Hathout was born in 1936 in Egypt, and emigrated to the United States, where “he stressed for four decades that being a faithful Muslim was entirely compatible with being a proud American,” according to a statement from the MPAC.
“Dr. Hathout believed that American Muslims would contribute to America by practicing the Islamic virtues of mercy, equity and justice,” the council said.
Hathout was a volunteer at the Islamic Center of Southern California and helped found its youth movement. He helped co-found the MPAC in 1988.
In 1991, he joined with a rabbi and a priest to create the Religious Coalition Against The War in the Middle East.
In 2013, he authored the MPAC’s “Declaration Against Extremism” and at the 2014 convention made a speech entitled “Extremism: Wrong Policy and Corrupt Ideology.”
Hathout was the first Muslim to give the invocation prayer at a national political convention, when he blessed the Democratic convention in 2000 in Los Angeles.

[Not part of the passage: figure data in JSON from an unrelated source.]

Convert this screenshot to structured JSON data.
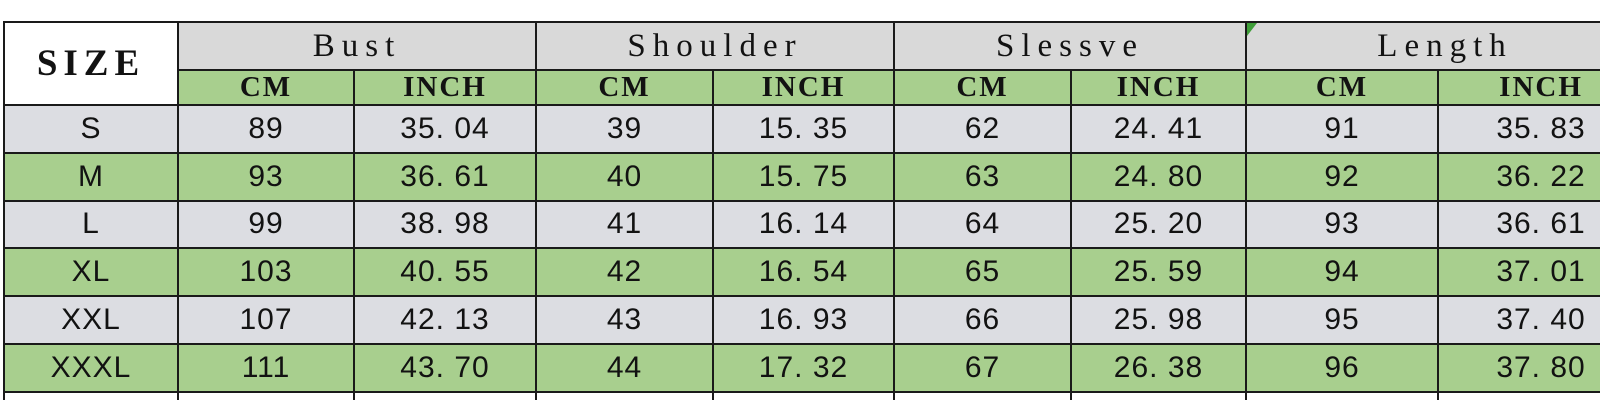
{
  "chart_data": {
    "type": "table",
    "corner_label": "SIZE",
    "column_groups": [
      "Bust",
      "Shoulder",
      "Slessve",
      "Length"
    ],
    "unit_headers": [
      "CM",
      "INCH",
      "CM",
      "INCH",
      "CM",
      "INCH",
      "CM",
      "INCH"
    ],
    "rows": [
      {
        "size": "S",
        "shade": "gray",
        "values": [
          "89",
          "35. 04",
          "39",
          "15. 35",
          "62",
          "24. 41",
          "91",
          "35. 83"
        ]
      },
      {
        "size": "M",
        "shade": "green",
        "values": [
          "93",
          "36. 61",
          "40",
          "15. 75",
          "63",
          "24. 80",
          "92",
          "36. 22"
        ]
      },
      {
        "size": "L",
        "shade": "gray",
        "values": [
          "99",
          "38. 98",
          "41",
          "16. 14",
          "64",
          "25. 20",
          "93",
          "36. 61"
        ]
      },
      {
        "size": "XL",
        "shade": "green",
        "values": [
          "103",
          "40. 55",
          "42",
          "16. 54",
          "65",
          "25. 59",
          "94",
          "37. 01"
        ]
      },
      {
        "size": "XXL",
        "shade": "gray",
        "values": [
          "107",
          "42. 13",
          "43",
          "16. 93",
          "66",
          "25. 98",
          "95",
          "37. 40"
        ]
      },
      {
        "size": "XXXL",
        "shade": "green",
        "values": [
          "111",
          "43. 70",
          "44",
          "17. 32",
          "67",
          "26. 38",
          "96",
          "37. 80"
        ]
      }
    ]
  },
  "colors": {
    "green": "#a8cf8e",
    "header_gray": "#d9d9d9",
    "row_gray": "#dcdde2",
    "border": "#1a1a1a",
    "triangle_green": "#3f9e39",
    "background": "#ffffff"
  }
}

He was the recipient of many awards, including the George Regas Courageous Peacemaker Award, the Lifetime Service Award form the Islamic Shura Council of Southern California, the South Coast Interfaith Council Award for his lifelong commitment to interfaith work, and Los Angeles County’s John Allen Buggs Award for excellence in human relations.
Mathour was also a full-time cardiologist, and is survived by his wife, Dr. Ragaa Hathout, his children Gasser and Samer and four grandchildren.